Safety is the first reason. TypeScript has static checking (primarily type checking, but other kinds of static checks too, like that your code returns values from methods declared to do so). We’re studying software engineering in this course, and safety from bugs is a key tenet of that approach. TypeScript dials safety up to a high level, which makes it a good language for learning about good software engineering practices. It’s certainly possible to write safe code in dynamic languages like Python or JavaScript, but it’s easier to understand what you need to do if you learn how in a safe, statically-checked language.
Ubiquity is another reason. TypeScript compiles into pure JavaScript, which is widely used in research, education, and industry. JavaScript runs on many platforms, not just in the web browser where it originally became widespread, but now also in web servers and even in desktop applications for Windows/Mac/Linux.
Compared to Java, TypeScript has a richer type system, needs less boilerplate code to write a program, and is a better choice for creating modern user interfaces and web apps.
In any case, a good programmer must be multilingual. Programming languages are tools, and you have to use the right tool for the job. You will very likely have to pick up other programming languages (such as Java, C/C++, Scheme, Ruby, or Haskell) for classes, internships, or UROPs before you even finish your MIT career, so we’re getting you started now by learning a second one.
As a result of its ubiquity, JavaScript has a wide array of interesting and useful libraries and excellent free tools for development (IDEs like VS Code, editors, compilers, test frameworks, profilers, code coverage, style checkers). JavaScript and Python are close competitors in the richness of their ecosystems, and TypeScript can take full advantage of JavaScript libraries.
There are some reasons to regret using JavaScript. It’s large, having accumulated many features in the decades since it was originally designed.
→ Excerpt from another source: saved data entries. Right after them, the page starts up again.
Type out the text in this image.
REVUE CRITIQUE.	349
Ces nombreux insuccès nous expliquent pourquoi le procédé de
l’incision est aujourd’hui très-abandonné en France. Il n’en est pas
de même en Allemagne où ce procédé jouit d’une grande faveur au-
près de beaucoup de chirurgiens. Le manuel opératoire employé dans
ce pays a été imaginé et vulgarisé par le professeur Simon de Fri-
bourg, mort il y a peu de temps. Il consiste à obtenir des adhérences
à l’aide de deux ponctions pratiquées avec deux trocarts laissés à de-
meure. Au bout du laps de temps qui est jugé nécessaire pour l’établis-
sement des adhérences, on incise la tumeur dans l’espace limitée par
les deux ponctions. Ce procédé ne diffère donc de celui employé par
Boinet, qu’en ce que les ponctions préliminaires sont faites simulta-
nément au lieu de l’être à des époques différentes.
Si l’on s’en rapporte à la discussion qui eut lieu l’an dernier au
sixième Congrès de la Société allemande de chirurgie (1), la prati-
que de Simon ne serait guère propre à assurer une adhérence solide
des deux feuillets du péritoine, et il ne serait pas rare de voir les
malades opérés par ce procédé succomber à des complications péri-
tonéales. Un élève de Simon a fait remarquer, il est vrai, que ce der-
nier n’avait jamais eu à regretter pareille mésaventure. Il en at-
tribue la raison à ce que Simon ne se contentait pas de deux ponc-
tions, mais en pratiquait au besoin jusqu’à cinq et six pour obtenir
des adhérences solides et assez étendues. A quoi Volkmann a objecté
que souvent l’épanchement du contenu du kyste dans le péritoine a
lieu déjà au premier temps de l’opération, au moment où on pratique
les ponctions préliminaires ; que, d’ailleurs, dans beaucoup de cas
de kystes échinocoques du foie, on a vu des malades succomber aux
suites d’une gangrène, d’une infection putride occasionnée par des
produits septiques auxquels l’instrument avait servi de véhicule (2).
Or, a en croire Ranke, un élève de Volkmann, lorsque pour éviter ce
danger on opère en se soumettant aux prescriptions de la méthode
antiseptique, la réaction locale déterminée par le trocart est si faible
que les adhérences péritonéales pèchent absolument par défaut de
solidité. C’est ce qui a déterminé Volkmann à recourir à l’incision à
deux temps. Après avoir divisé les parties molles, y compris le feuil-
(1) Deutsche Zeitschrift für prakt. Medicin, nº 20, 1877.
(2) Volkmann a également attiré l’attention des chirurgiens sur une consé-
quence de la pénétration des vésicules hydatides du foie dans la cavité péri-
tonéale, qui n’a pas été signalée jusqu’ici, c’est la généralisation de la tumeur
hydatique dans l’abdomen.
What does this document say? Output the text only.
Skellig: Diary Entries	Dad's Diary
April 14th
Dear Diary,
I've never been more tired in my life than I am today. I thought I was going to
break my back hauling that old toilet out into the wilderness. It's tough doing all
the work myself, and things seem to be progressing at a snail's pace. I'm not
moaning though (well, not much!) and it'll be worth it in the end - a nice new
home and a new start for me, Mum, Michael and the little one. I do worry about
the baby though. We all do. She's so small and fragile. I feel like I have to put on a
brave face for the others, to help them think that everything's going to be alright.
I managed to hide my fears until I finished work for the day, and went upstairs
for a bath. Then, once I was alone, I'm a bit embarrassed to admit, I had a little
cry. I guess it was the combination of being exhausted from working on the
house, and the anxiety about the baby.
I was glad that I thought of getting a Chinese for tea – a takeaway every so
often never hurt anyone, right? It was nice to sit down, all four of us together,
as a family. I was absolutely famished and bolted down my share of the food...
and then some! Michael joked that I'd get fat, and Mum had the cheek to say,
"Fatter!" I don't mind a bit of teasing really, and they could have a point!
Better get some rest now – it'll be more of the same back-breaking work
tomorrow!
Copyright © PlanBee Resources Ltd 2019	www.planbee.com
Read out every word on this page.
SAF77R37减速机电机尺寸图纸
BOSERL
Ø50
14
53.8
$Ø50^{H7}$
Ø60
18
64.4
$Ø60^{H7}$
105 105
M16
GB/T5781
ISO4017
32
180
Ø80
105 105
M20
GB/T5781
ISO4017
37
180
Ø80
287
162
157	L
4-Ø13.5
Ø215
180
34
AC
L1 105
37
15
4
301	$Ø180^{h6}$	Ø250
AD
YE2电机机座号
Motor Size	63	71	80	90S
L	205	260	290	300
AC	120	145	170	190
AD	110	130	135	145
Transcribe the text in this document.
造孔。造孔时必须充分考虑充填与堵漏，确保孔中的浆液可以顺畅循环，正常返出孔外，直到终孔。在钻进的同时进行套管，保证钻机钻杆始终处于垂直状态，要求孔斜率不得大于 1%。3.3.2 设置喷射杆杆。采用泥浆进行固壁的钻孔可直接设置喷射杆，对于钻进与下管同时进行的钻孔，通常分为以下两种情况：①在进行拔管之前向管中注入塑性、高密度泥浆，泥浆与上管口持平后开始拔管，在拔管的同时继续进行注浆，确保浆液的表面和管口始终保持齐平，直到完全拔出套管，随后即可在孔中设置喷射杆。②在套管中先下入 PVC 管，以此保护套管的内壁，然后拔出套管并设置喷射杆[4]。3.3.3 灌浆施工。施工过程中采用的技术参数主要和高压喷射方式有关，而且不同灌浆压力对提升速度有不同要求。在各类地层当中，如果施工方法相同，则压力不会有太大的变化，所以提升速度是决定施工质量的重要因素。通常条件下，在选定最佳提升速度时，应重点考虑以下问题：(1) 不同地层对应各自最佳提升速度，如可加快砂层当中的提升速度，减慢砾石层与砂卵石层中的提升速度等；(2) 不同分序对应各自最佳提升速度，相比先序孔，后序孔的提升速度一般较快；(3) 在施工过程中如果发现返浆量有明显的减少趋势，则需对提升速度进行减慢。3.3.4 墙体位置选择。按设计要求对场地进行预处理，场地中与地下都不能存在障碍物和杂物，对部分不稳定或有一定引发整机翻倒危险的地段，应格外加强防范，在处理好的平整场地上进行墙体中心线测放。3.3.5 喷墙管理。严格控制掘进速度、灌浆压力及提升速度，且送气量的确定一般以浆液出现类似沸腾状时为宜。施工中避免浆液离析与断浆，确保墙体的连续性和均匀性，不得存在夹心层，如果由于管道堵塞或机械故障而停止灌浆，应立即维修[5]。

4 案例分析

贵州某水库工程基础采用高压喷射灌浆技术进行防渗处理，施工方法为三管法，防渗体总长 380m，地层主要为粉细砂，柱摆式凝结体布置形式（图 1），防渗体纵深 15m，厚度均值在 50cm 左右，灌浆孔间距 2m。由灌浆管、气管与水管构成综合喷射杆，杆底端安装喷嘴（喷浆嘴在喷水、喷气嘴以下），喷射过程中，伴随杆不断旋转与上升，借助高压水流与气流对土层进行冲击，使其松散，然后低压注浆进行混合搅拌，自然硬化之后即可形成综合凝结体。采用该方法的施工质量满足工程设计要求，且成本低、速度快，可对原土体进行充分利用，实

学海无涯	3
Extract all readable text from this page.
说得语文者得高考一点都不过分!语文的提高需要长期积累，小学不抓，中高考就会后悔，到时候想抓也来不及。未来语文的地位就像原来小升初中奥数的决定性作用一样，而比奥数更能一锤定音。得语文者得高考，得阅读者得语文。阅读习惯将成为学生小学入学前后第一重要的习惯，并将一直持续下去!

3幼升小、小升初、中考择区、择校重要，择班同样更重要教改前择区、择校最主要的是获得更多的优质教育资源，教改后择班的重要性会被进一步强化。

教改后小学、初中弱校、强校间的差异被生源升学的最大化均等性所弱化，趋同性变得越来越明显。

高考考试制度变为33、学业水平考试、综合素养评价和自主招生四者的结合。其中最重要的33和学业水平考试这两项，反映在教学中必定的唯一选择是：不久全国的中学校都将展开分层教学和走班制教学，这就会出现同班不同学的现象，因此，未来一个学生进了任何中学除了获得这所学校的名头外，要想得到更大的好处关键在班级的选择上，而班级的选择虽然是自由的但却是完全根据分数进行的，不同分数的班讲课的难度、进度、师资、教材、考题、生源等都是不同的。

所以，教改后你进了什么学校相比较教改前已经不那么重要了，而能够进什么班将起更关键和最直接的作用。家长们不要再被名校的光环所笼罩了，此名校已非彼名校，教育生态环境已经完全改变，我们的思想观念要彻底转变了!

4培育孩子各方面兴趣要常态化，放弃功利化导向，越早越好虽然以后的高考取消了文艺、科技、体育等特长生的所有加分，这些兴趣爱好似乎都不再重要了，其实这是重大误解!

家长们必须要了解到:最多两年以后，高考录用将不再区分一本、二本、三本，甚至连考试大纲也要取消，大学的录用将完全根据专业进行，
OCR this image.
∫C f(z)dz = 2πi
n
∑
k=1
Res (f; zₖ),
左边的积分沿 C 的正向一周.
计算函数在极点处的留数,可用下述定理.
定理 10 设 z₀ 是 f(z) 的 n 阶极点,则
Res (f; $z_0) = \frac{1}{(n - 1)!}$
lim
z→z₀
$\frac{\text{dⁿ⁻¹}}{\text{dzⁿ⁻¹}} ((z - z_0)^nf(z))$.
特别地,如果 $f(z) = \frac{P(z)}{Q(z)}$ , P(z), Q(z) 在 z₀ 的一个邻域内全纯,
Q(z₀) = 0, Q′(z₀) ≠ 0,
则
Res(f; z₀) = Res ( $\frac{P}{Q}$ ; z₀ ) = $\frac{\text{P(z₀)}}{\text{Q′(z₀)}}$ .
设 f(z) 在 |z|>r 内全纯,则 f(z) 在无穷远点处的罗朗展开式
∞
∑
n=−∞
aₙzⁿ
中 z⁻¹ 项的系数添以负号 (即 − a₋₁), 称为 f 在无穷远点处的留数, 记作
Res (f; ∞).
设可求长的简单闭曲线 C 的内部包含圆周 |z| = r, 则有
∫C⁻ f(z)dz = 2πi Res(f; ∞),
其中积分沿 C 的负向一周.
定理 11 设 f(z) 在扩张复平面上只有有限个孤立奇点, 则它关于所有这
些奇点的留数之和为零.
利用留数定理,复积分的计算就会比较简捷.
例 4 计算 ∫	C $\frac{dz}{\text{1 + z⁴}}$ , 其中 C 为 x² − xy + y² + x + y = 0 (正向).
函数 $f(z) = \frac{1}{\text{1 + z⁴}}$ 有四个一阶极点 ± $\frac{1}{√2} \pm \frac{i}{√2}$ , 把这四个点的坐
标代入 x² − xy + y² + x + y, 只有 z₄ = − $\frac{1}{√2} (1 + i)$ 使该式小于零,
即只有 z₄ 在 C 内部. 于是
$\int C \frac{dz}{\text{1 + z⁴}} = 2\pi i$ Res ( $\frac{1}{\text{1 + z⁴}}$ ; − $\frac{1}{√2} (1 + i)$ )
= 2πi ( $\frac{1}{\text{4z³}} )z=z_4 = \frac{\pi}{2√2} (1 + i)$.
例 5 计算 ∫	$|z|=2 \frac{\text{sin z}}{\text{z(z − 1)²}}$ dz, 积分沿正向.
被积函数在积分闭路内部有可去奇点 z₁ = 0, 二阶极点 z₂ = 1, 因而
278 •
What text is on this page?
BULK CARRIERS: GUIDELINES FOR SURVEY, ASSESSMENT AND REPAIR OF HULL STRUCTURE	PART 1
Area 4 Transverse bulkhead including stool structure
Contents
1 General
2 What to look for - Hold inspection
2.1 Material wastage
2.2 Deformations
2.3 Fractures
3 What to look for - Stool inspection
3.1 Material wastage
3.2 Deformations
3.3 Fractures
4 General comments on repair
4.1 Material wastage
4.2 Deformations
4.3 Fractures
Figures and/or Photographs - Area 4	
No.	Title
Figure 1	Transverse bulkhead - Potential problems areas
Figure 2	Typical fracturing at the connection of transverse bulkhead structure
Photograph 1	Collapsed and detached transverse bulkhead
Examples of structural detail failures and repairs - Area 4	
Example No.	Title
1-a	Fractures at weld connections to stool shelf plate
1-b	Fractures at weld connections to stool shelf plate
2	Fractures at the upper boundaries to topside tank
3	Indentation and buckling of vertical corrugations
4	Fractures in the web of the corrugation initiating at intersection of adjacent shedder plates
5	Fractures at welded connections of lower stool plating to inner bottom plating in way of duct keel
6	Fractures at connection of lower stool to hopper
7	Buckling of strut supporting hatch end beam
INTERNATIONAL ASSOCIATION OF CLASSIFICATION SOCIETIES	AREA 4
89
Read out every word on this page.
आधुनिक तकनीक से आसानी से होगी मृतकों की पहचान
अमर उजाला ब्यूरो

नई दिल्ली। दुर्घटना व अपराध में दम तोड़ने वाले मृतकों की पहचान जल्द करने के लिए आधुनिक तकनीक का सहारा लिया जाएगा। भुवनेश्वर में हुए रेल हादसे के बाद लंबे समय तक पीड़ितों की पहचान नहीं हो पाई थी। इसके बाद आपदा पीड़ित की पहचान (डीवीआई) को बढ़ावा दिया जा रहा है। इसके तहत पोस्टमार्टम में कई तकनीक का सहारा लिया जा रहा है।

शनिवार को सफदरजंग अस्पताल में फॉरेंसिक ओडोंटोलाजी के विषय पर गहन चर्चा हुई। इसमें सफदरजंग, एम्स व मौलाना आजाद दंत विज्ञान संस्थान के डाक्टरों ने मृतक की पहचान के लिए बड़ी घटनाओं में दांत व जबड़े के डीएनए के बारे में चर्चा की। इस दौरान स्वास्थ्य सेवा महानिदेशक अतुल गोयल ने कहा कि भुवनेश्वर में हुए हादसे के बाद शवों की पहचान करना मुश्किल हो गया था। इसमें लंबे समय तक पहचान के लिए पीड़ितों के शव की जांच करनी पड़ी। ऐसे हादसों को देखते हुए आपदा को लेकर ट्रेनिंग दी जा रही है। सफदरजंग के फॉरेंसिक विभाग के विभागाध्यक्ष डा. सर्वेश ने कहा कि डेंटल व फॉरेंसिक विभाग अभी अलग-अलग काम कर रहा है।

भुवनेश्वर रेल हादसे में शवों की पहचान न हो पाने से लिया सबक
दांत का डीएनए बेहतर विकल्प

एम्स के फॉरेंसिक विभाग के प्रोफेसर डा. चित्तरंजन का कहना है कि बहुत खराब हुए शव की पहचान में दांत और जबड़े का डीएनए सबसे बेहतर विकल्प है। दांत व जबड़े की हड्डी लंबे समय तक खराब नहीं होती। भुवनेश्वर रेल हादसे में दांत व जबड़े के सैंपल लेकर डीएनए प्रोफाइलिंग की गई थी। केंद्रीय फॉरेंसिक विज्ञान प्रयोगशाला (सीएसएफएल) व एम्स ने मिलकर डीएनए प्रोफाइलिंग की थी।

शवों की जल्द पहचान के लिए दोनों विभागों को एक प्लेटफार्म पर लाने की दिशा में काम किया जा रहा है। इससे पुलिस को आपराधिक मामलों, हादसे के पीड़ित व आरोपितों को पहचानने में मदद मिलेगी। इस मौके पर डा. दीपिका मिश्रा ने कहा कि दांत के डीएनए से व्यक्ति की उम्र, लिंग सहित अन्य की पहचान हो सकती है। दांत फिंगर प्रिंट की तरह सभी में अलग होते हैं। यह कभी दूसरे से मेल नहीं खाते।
It’s weighed down by the baggage of older languages like C/C++ — the switch
statement is a good example of an antiquated and unsafe language construct inherited from C. And JavaScript itself started with some poor design decisions, including type conversion rules that make 0 == ""
return true and [] + []
somehow produce the empty string, as well as less dynamic checking than other languages.
TypeScript fixes some of these warts in JavaScript, but not all.
There are many parts of JavaScript that are now deprecated and avoided by programmers because they’re risky to use.
But on the whole, TypeScript is a reasonable choice of language right now to learn how to write code that is safe from bugs, easy to understand, and ready for change. And that’s our goal.
The real skills you’ll get from this course are not language-specific, but carry over to any language that you might program in. The most important lessons from this course will survive language fads: safety, clarity, abstraction, engineering instincts.
Summary
The main idea we introduced today is static checking. Here’s how this idea relates to the goals of the course:
Safe from bugs. Static checking helps with safety by catching type errors and other bugs before runtime.
Easy to understand. It helps with understanding, because types are explicitly stated in the code.
Ready for change. Static checking makes it easier to change your code by identifying other places that need to change in tandem.